Africa Check seeks impact by inspiring others

Little pleases a fact-checker more than obtaining a retraction. This happens regularly across the world, often at the highest political levels. In a recent case, a vice-presidential candidate in Argentina corrected herself by saying, “I saw that on Chequeado. Which is why we corrected ourselves and never repeated it.”

Yet even as retractions occur worldwide, fact-checkers are still discussing how to best define and measure the impact of their work. One of the hardest metrics – yet arguably one of the most important – is the extent to which the work of a fact-checking website is inspiring readers and media outlets to take a more fact-based approach in their consumption and dissemination of information.

Inspiring others was a central objective of the African Fact-Checking Awards promoted by Africa Check, now in their second year. This year’s winner, announced tonight in Johannesburg at the African Media Leaders Forum, is Ben Ezeamulu, for a fact check published on Nigeria’s Premium Times.

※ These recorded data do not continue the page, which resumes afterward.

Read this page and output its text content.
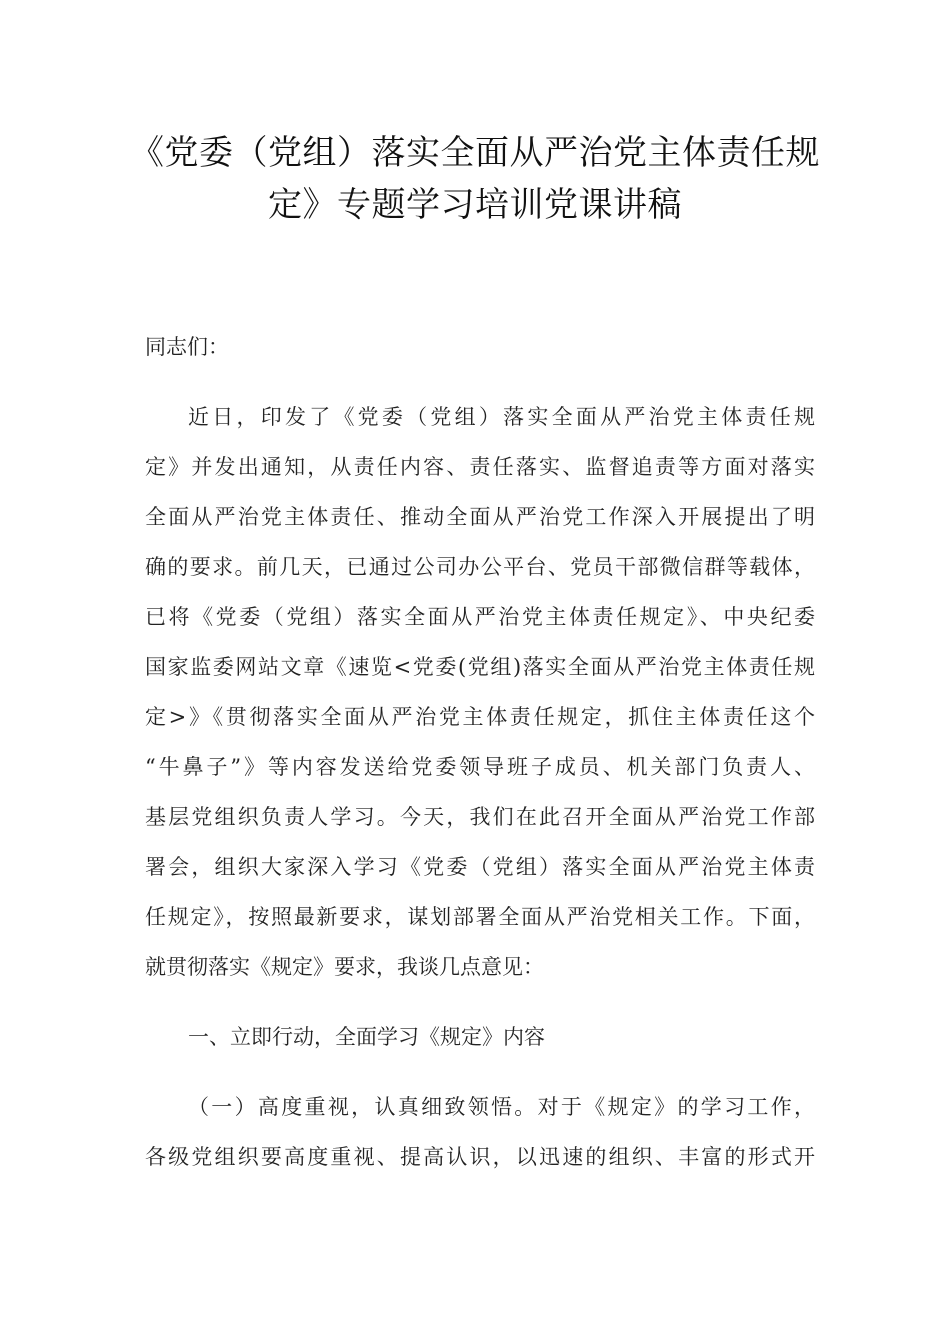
《党委（党组）落实全面从严治党主体责任规
定》专题学习培训党课讲稿
同志们：
近日，印发了《党委（党组）落实全面从严治党主体责任规
定》并发出通知，从责任内容、责任落实、监督追责等方面对落实
全面从严治党主体责任、推动全面从严治党工作深入开展提出了明
确的要求。前几天，已通过公司办公平台、党员干部微信群等载体，
已将《党委（党组）落实全面从严治党主体责任规定》、中央纪委
国家监委网站文章《速览<党委(党组)落实全面从严治党主体责任规
定>》《贯彻落实全面从严治党主体责任规定，抓住主体责任这个
“牛鼻子”》等内容发送给党委领导班子成员、机关部门负责人、
基层党组织负责人学习。今天，我们在此召开全面从严治党工作部
署会，组织大家深入学习《党委（党组）落实全面从严治党主体责
任规定》，按照最新要求，谋划部署全面从严治党相关工作。下面，
就贯彻落实《规定》要求，我谈几点意见：
一、立即行动，全面学习《规定》内容
（一）高度重视，认真细致领悟。对于《规定》的学习工作，
各级党组织要高度重视、提高认识，以迅速的组织、丰富的形式开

Ezeamulu fact-checked claims on a new bill on sexual offenders, which was mistakenly understood to be setting the age of consent in Nigeria at eleven years of age. The bill did nothing of the sort; some activists also deemed the controversy to be an unwelcome distraction from the real problems of the draft law. The runners-up were a report on South African President Jacob Zuma’s controversial use of state money to refurbish his home and an investigation on whether newly ordered trains for the Passenger Rail Agency of South Africa were too high for the tracks they were intended for.

The jury rewarded Ezeamulu’s fact check for “clinically, carefully examining the evidence” on a highly sensitive topic. Africa Check received 51 entries for this year’s award, originating from 15 countries across the continent, from Ethiopia and Egypt to South Africa and Zimbabwe.

The awards are part of Africa Check’s wider strategy to spread fact-checking beyond their website, even as today’s launch of a Francophone version is set to expand its reach. Besides a “How to fact check” page, the website also offers an “Info Finder” that allows interested users to look up reliable data that its fact-checkers have catalogued.

Like other fact-checking websites, Africa Check provides training for journalists and professionals, running three workshops in the recent Power Reporting conference, a gathering of African investigative journalists. Training is also central in the South African fact-checkers’ strategy to differentiate their sources of revenue.

Africa Check has also publicly engaged its critics. In a response to an odd attack accusing the organization of being part of a socialist conspiracy, Africa Check’s Executive Director Peter Cunliffe-Jones responded:

“We believe that all organisations, our own included, should set out the evidence they have for the claims they make so that the public can check the evidence, fairly and openly.”

Promoting an evidence-based exchange of ideas is a worthy goal. Evidently, it is not always an uncontroversial one.